Influence-Salient Coordination Shaping for Scalable Cooperative MARL
Abstract
Interaction-driven coordination is central to real-world teamwork, yet cooperative multi-agent reinforcement learning often struggles to induce it. This difficulty compounds as agent populations scale, since decentralized learning and weak credit assignment under combinatorial interaction structures can yield brittle, loosely coupled routines with limited mutual responsiveness. To tackle these challenges, we propose Influence-Salient Coordination Shaping (ISCS), a scalable shaping mechanism for learning team coordination in cooperative multi-agent systems.
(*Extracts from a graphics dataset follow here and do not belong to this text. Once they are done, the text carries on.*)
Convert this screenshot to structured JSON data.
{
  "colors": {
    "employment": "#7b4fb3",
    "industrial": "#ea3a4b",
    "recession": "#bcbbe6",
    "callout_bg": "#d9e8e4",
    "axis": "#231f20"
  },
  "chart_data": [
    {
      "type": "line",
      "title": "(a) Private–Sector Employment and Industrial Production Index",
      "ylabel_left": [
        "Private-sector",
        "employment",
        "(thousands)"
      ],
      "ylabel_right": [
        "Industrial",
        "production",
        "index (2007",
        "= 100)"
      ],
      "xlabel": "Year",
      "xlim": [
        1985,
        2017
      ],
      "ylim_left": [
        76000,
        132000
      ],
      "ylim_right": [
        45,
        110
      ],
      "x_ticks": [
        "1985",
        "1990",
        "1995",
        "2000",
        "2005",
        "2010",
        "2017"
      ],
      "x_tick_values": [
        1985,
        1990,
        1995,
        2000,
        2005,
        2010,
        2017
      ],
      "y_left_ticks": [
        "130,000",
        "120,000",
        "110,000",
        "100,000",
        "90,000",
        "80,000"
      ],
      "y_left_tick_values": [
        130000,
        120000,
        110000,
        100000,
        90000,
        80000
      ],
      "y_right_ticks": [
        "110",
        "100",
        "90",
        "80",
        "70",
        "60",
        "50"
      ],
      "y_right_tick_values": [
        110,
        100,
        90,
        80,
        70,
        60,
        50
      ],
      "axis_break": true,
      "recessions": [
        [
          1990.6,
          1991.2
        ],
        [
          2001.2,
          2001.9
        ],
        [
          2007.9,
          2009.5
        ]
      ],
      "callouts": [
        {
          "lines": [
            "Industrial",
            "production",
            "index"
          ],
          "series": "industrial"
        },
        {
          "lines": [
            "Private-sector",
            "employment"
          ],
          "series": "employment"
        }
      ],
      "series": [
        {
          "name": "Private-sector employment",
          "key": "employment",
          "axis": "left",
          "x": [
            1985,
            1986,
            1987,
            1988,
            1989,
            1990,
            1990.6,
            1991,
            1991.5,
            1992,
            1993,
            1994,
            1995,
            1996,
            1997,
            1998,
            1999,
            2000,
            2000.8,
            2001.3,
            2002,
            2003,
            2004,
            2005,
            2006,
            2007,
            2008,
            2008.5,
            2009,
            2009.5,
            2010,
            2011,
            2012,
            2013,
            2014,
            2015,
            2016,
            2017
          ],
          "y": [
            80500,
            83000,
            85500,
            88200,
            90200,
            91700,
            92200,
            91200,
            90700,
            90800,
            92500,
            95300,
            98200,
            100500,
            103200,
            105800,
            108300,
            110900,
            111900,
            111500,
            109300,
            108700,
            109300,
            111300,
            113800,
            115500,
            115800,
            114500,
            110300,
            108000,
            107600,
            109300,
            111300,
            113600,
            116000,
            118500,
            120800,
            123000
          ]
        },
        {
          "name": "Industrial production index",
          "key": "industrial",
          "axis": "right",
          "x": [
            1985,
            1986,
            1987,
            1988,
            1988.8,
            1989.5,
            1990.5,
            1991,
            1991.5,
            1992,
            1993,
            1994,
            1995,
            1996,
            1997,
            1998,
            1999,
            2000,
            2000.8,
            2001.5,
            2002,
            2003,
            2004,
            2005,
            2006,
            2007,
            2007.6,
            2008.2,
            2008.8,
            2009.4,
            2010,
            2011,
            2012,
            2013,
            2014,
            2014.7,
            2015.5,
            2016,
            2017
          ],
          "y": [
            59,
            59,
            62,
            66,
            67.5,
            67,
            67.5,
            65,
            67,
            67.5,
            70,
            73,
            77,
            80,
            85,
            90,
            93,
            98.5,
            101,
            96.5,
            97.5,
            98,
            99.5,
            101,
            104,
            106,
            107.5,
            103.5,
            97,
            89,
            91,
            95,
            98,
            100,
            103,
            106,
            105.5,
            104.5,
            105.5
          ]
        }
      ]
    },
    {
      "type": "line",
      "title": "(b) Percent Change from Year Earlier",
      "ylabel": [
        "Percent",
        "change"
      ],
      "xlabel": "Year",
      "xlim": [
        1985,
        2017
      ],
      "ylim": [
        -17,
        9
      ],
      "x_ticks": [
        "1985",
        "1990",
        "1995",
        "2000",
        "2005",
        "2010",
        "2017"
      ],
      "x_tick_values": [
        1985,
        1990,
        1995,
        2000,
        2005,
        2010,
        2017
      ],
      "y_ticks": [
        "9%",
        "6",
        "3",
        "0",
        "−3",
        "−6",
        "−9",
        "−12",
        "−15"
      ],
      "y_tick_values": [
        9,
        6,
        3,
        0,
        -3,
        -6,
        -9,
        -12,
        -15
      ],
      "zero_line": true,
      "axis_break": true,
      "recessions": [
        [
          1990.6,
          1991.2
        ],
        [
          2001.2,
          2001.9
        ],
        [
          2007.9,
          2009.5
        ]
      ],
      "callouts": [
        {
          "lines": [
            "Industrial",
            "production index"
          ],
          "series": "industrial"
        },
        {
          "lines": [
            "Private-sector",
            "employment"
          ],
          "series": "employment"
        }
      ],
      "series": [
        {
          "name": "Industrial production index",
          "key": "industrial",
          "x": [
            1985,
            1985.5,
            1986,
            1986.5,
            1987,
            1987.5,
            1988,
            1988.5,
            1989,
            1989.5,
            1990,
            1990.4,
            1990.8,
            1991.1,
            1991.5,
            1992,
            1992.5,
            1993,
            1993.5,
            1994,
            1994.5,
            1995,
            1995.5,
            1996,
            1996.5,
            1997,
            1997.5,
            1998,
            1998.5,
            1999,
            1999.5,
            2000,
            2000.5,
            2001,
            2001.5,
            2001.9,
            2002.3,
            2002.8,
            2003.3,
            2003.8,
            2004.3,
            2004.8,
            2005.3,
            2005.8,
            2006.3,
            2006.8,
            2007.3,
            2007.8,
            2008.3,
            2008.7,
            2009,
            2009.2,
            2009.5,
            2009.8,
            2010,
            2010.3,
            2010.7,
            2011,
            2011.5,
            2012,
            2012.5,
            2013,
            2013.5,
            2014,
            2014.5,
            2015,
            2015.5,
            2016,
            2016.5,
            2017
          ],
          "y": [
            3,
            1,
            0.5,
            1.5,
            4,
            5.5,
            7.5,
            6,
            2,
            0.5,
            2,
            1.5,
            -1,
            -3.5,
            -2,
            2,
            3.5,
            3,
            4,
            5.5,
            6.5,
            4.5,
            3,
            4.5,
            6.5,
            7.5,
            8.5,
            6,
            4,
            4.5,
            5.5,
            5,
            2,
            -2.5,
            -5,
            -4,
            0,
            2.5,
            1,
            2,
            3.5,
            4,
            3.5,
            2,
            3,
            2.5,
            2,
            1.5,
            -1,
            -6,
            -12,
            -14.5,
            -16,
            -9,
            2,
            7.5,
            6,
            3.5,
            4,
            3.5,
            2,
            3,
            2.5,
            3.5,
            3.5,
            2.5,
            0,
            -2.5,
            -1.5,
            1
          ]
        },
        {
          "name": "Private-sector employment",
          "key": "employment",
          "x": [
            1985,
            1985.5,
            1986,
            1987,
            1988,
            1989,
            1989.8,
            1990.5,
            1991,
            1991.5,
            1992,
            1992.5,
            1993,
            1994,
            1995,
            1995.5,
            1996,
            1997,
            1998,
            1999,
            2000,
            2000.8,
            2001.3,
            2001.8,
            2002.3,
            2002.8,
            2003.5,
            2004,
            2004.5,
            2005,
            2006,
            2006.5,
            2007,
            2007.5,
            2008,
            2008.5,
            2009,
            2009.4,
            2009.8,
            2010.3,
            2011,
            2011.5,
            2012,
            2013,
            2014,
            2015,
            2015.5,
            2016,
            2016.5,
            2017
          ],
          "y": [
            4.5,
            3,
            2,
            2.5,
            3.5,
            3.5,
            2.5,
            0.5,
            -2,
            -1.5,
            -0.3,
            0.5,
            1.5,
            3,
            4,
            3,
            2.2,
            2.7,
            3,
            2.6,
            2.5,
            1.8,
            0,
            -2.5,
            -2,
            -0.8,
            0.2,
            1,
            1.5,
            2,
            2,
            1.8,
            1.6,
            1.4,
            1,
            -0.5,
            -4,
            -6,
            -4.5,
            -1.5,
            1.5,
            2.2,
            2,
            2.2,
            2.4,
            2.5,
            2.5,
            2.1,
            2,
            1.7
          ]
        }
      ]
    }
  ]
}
ISCS identifies influence-salient choices by selecting actions that maximize expected transition displacement in a learned representation space, then computes a directed, baseline-adjusted uplift-based shaping bonus that rewards actions increasing the likelihood of subsequent teammate coordination beyond what the joint observation alone predicts. To reduce timing sensitivity, ISCS optimizes uplift over a short-horizon coordination event rather than requiring an immediate next-step response, improving robustness to delayed responses and reducing spurious attribution from state-induced correlations. Experiments on challenging cooperative benchmarks show that adding ISCS to standard CTDE methods improves sample efficiency and final performance over strong baselines.